The January 1916 edition of ‘Le Style Parisien’ promoted some new trends for the coming season, including some innovative fashion fabrics produced by the leading French manufacturers. There were silks sold with lines of toning braid or fringing stitched on, ready to be made up. This would increase the cost of the fabric – and might help to sell French products in the all-important American market. However the trend for added trimmings had a down side, which was that cash-strapped consumers could add them to a home-made ensemble, bypassing fashion professionals.
The second trend in fashion fabrics was a new product by Rodier, ‘djersette’, which combined the fluidity and ‘give’ of wool jersey with the stability of woven wool.

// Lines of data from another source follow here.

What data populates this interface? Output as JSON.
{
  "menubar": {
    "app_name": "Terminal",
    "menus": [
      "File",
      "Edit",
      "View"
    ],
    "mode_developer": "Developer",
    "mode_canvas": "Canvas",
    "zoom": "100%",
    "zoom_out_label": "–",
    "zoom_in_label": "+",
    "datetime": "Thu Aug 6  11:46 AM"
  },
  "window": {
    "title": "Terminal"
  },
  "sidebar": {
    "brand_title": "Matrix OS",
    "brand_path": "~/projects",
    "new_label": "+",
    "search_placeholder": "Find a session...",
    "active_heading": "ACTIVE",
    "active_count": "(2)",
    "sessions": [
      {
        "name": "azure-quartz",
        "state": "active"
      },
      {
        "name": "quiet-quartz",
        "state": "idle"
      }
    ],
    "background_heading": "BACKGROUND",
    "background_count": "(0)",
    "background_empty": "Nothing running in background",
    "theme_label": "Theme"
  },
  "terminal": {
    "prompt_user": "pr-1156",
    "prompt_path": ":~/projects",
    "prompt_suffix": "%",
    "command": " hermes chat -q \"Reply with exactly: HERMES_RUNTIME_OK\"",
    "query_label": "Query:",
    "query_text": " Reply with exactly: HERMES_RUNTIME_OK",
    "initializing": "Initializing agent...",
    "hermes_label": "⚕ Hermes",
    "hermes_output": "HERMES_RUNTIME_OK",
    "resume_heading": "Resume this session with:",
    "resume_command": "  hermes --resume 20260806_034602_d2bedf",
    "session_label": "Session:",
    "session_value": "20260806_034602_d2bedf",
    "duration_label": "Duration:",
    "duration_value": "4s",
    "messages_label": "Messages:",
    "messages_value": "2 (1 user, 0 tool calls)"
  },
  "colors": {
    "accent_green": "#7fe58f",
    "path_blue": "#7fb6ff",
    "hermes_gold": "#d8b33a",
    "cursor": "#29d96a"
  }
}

This development was a back-handed acknowledgement of the increased dominance of jersey fabrics, already noted in May 1915, which threatened the position of Rodier and other specialists in woven silks. The wartime use of knitwear laid the foundations for the simpler fashions of the 1920s – and established the reputation of Coco Chanel, one of the leaders of the trend.
‘Le Style Parisien’ also noted a Paris premiere by Diaghilev’s Ballets Russes, Soleil de Nuit, with choreography by Leonide Massine and designs by Mikhail Larionov based on Russian peasant costumes. Diaghilev’s productions since 1908 had been instrumental in popularizing striking colour schemes and exotic décor in fashion and interiors. However at this premiere, the most fashionable women wore black, a mark of the changed mood of Paris fashion since the outbreak of war.